Term           Document                 Frequency
------------------------------------------------------------------------
Vanilla        doc_id_1, doc_id_2       2 (1 in doc_id_1, 1 in doc_id_2)
Cake           doc_id_1, doc_id_2       3 (2 in doc_id_1, 1 in doc_id_2)
Chocolate      doc_id_2                 1 (1 in doc_id_2)
Cookies        doc_id_3                 1 (1 in doc_id_3)
Cluster

An Elasticsearch cluster is a group of one or more node instances that are connected together. The power of an Elasticsearch cluster lies in the distribution of data, searching, and indexing, across all the nodes in the cluster. You can think of a cluster as distributed relational database.

Node

A node is a single server that is a part of a cluster. A node stores data and participates in the cluster’s indexing and search capabilities.

Shard

Elasticsearch provides the ability to subdivide the index into multiple pieces called shards. Shard allows an index to be distributed in a cluster. Each shard is in itself a fully-functional and independent Lucene “index” that can be hosted on any node within a cluster. By distributing the documents in an index across multiple shards, and distributing those shards across multiple nodes, Elasticsearch can ensure redundancy, which both protects against hardware failures and increases query capacity as nodes are added to a cluster.

Replica

Elasticsearch allows you to make one or more copies of your index’s shards which are called “replica shards” or just “replicas”. Basically, a replica shard is a copy of a primary shard. Each document in an index belongs to one primary shard. Replicas provide redundant copies of your data to protect against hardware failure and increase capacity to serve read requests like searching or retrieving a document.

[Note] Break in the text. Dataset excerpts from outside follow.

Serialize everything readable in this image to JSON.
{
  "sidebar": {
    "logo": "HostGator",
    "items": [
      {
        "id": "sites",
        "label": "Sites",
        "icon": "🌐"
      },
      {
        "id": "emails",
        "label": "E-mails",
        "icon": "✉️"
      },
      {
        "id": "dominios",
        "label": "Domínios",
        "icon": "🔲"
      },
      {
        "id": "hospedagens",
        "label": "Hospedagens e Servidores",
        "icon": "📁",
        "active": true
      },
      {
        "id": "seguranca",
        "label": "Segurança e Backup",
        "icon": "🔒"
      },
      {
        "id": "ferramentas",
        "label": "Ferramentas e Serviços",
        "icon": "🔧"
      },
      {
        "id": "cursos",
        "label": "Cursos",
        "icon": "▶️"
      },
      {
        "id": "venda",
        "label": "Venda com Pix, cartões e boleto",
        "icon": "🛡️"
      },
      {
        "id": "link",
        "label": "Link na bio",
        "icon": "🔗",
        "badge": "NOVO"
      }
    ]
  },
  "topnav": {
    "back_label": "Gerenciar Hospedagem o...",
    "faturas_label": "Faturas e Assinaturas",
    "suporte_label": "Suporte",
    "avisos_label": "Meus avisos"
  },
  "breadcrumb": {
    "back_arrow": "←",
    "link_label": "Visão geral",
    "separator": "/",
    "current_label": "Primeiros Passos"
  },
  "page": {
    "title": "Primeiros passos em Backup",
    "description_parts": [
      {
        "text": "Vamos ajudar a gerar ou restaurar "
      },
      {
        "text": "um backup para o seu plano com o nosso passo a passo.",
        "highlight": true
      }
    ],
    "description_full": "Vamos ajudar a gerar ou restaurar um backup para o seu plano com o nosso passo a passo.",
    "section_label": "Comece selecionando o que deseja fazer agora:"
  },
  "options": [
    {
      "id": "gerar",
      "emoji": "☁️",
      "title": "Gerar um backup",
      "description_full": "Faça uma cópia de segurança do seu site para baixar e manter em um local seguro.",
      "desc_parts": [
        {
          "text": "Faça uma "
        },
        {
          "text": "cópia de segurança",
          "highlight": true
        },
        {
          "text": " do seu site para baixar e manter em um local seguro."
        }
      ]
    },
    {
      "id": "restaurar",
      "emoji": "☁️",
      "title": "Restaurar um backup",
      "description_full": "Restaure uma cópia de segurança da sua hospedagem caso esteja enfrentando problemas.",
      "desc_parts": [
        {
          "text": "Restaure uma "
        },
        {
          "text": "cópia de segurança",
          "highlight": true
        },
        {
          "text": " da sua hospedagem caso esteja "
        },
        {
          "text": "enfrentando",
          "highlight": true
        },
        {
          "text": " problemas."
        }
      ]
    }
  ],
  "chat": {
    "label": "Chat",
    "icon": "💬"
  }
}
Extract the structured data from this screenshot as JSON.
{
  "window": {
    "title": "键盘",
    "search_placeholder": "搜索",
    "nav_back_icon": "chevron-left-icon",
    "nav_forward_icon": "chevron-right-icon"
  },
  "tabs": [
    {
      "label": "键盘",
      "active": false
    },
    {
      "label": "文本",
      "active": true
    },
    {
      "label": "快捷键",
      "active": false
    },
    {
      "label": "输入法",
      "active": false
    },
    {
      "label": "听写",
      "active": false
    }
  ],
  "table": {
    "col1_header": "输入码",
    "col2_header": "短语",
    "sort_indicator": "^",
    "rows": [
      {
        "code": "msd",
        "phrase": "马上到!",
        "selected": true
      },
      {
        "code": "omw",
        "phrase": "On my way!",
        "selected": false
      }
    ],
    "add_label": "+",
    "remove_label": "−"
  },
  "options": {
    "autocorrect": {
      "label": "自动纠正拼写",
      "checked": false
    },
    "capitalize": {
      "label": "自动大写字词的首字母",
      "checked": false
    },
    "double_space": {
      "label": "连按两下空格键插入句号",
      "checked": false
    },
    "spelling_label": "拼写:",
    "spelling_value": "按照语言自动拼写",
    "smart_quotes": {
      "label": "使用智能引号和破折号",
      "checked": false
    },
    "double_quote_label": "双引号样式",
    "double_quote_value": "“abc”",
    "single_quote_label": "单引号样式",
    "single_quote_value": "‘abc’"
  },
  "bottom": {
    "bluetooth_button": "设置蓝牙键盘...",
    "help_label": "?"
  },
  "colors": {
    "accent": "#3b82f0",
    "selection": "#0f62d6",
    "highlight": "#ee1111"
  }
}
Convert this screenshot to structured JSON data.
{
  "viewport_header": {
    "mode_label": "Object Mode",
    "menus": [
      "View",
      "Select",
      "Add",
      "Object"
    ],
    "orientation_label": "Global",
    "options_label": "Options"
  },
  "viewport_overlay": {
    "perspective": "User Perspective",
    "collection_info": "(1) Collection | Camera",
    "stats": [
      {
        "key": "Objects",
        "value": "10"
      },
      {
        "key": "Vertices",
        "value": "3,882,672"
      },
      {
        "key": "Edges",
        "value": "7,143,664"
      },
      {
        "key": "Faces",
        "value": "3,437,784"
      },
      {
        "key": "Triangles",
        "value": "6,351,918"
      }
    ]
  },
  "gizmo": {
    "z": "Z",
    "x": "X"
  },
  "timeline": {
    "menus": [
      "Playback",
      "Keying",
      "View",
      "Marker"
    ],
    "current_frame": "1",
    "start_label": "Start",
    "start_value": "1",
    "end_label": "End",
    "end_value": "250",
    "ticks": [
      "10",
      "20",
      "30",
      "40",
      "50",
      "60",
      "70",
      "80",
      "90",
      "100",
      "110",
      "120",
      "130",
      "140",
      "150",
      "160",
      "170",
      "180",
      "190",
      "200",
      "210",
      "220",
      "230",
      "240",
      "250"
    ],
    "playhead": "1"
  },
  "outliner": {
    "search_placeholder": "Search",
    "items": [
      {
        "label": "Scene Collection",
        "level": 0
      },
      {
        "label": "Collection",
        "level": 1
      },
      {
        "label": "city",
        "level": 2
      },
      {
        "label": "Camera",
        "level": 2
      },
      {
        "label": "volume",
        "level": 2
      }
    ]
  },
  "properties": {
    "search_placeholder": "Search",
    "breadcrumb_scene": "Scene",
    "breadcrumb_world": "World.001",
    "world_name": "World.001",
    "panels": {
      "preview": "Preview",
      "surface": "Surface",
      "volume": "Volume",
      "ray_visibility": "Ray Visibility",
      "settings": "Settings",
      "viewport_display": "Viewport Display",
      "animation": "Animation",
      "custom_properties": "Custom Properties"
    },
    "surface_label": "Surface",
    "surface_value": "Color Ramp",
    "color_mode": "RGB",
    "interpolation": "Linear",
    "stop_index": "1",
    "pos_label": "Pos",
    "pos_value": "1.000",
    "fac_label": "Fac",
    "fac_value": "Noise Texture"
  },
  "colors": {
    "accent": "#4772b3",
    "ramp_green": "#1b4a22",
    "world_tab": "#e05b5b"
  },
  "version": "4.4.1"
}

Analogy with Relational Database
Elasticsearch Relational Database
Cluster Database
Shard Shard
Index Table
Field Column
Document Row

How to search data from Elasticsearch?

  • Elasticsearch provides REST APIs to perform search queries which can be executed from command-line using Curl or through the Developer Console in Kibana.
  • Elasticsearch also provides clients in many languages such as Java, JavaScript, Go, .NET, PHP, Perl, Python, and Ruby.
  • Kibana can be used to search, explore and visualize data stored in Elasticsearch without much technical knowledge.
  • Elasticsearch REST APIs provide JSON style comprehensive search capabilities using Query DSL.